Gormless is a word that I've vaguely encountered in the past, but I have absolutely no idea what it means, and the problem with being a "walking definition" on the page is that if you don't know the definition to begin with, you're sort of stuck.
I know the word is British, because they have lots of great words like this, that somehow inexplicably never made the crossing to America.
So I look in my big tattered dictionary (so tattered that I think it's a Webster's, though since the cover -- and cover pages -- are long gone, it's unclear what it is). It has provided lots of obscure words in the past to aid in Scrabble triple-word scores, so I figure gormless has got to be there.
Nope.
So it's on to the Internet, where you can google anything (side note: I saw two separate things on TV the other day that made a sexual joke out of the idea of "googling" something. So the joke has been made. Take it out of your script).

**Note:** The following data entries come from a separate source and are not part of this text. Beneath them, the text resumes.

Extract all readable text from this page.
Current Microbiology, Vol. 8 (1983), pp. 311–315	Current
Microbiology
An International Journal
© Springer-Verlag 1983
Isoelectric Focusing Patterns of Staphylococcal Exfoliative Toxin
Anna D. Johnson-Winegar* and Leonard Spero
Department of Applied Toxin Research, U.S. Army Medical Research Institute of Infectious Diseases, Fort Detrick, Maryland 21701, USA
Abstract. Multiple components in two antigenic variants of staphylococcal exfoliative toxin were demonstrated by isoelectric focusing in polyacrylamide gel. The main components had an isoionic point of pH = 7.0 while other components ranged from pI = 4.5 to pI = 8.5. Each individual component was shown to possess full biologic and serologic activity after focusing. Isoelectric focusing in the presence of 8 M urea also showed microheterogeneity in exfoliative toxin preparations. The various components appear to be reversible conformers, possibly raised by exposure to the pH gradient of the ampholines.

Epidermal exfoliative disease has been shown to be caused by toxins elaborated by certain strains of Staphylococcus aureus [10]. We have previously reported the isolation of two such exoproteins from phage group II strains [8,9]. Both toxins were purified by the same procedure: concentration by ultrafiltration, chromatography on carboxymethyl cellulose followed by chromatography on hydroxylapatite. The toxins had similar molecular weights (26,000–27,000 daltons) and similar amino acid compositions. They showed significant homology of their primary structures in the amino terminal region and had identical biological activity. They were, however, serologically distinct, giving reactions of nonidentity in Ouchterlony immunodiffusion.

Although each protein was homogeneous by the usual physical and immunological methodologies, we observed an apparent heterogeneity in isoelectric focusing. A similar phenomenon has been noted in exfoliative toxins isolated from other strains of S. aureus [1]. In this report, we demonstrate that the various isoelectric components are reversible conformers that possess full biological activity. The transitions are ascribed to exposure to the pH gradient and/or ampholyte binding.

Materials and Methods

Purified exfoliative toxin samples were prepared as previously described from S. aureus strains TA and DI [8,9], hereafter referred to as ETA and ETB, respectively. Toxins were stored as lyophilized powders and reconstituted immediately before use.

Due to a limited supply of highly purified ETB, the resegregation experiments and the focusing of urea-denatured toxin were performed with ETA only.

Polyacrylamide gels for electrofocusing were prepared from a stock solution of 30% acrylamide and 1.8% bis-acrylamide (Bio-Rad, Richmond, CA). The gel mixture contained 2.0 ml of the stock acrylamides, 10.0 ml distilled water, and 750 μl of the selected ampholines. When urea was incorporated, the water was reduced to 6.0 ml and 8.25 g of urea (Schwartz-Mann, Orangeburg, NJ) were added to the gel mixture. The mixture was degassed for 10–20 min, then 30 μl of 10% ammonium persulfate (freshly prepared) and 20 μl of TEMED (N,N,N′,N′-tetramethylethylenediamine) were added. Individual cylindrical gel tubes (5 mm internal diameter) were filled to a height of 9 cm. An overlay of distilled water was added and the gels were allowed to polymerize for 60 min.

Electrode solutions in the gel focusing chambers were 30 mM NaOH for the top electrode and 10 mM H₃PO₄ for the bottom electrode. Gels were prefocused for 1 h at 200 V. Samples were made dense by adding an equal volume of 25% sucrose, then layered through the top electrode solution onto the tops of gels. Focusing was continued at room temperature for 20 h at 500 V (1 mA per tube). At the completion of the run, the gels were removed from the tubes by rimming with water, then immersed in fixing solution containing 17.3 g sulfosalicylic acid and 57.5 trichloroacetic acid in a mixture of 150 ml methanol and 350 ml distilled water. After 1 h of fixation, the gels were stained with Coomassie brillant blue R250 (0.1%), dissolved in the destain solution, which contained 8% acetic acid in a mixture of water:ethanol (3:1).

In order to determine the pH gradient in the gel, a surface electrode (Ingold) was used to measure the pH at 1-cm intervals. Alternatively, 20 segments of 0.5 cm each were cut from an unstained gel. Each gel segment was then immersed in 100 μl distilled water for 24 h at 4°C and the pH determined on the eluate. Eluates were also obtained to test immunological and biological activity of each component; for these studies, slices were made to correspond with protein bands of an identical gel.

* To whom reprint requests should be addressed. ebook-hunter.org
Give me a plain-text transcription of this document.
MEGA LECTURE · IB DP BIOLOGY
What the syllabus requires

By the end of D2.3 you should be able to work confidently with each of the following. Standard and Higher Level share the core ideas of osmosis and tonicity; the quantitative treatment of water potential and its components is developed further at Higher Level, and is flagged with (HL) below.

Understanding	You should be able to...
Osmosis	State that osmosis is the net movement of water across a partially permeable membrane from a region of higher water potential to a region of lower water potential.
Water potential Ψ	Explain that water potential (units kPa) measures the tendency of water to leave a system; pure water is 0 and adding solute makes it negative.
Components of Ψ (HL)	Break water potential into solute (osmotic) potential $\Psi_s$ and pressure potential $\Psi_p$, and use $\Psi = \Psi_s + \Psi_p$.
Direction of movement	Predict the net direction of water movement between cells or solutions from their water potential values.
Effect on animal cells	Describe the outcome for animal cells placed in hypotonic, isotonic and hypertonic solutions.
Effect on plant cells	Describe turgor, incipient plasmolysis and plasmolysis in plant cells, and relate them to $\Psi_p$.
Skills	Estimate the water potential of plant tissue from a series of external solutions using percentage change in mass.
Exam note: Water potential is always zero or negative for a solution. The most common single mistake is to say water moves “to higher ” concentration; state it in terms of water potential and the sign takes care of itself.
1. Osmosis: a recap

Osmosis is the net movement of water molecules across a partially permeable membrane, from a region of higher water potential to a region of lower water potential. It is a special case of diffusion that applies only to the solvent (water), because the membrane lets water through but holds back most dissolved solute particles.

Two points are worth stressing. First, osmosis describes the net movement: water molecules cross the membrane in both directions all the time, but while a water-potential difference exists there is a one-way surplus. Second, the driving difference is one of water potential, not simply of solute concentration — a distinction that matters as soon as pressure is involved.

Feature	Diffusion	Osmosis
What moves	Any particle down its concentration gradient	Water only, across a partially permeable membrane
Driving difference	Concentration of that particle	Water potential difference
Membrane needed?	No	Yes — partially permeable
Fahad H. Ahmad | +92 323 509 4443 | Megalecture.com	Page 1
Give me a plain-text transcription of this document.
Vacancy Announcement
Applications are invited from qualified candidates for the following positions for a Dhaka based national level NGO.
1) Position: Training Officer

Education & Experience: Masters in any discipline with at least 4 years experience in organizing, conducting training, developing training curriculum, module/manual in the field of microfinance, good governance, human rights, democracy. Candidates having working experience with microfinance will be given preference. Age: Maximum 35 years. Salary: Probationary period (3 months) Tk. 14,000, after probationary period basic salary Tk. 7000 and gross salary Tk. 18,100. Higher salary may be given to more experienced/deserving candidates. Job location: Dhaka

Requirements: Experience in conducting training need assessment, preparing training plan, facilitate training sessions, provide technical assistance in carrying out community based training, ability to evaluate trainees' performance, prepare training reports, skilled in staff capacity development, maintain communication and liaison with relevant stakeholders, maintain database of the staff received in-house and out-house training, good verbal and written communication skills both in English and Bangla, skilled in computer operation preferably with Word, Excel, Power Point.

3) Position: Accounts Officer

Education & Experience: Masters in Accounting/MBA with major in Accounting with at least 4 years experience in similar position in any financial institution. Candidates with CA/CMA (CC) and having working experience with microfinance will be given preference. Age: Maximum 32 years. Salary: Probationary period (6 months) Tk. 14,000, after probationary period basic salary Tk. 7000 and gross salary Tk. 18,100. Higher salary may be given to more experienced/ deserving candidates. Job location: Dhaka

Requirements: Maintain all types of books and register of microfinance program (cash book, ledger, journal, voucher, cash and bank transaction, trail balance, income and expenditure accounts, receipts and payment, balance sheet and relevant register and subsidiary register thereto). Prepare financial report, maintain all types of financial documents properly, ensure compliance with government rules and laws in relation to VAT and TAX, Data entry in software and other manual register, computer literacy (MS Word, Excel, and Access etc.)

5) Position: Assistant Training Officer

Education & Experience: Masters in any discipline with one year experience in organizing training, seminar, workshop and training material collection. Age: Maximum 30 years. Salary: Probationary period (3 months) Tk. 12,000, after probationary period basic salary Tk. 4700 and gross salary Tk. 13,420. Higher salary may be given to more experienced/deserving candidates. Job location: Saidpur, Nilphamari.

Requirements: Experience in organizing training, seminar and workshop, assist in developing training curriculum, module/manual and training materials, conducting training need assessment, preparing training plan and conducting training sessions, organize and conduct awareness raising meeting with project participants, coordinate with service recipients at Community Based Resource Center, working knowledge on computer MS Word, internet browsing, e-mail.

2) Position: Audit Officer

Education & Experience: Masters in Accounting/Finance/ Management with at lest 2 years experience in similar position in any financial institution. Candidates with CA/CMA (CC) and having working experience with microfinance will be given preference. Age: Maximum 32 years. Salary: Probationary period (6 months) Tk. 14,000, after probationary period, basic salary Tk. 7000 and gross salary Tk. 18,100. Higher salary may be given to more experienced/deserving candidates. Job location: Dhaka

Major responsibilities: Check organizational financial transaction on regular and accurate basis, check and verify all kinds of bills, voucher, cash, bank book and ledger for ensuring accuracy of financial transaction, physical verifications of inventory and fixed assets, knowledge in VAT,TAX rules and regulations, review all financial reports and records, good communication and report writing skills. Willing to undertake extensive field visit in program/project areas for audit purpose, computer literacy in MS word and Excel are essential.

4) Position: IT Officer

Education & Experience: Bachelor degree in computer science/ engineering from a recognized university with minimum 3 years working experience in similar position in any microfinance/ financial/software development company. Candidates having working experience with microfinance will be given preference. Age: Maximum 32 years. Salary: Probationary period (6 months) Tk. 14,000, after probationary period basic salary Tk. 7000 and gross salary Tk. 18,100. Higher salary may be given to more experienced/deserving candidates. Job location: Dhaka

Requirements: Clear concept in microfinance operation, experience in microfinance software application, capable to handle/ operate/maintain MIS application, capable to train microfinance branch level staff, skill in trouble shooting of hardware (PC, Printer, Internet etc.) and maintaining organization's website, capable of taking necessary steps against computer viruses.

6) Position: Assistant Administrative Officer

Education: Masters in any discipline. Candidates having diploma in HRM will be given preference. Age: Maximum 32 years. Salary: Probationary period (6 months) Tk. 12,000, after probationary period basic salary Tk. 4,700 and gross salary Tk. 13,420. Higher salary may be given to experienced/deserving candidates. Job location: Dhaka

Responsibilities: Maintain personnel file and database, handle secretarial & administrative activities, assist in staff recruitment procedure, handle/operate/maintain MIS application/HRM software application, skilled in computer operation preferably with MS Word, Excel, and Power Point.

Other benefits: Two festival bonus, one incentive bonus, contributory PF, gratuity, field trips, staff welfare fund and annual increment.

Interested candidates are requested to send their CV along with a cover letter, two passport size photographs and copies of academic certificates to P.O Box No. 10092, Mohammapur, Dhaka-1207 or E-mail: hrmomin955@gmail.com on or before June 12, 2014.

178,000 hits. 178,000 hits on Gormless? Yikes.
And there's the definition.
Gormless. It means "stupid or slow-witted". Which I wish I knew when I was 10, because it's a great insult that makes people actually feel a bit gormless when they look it up and realize maybe they are.
Gormlessness is a word. So is gormlessly. "Gorm", however, has disappeared into the ether. So without gorm, maybe everyone is gormless.
I'm not saying you should use obscure words like this in a screenplay; you shouldn't. But it's kind of fun to have them hanging up on the wall of your brain, ready to unsheathe if they are ever necessary for witty byplay in the real world.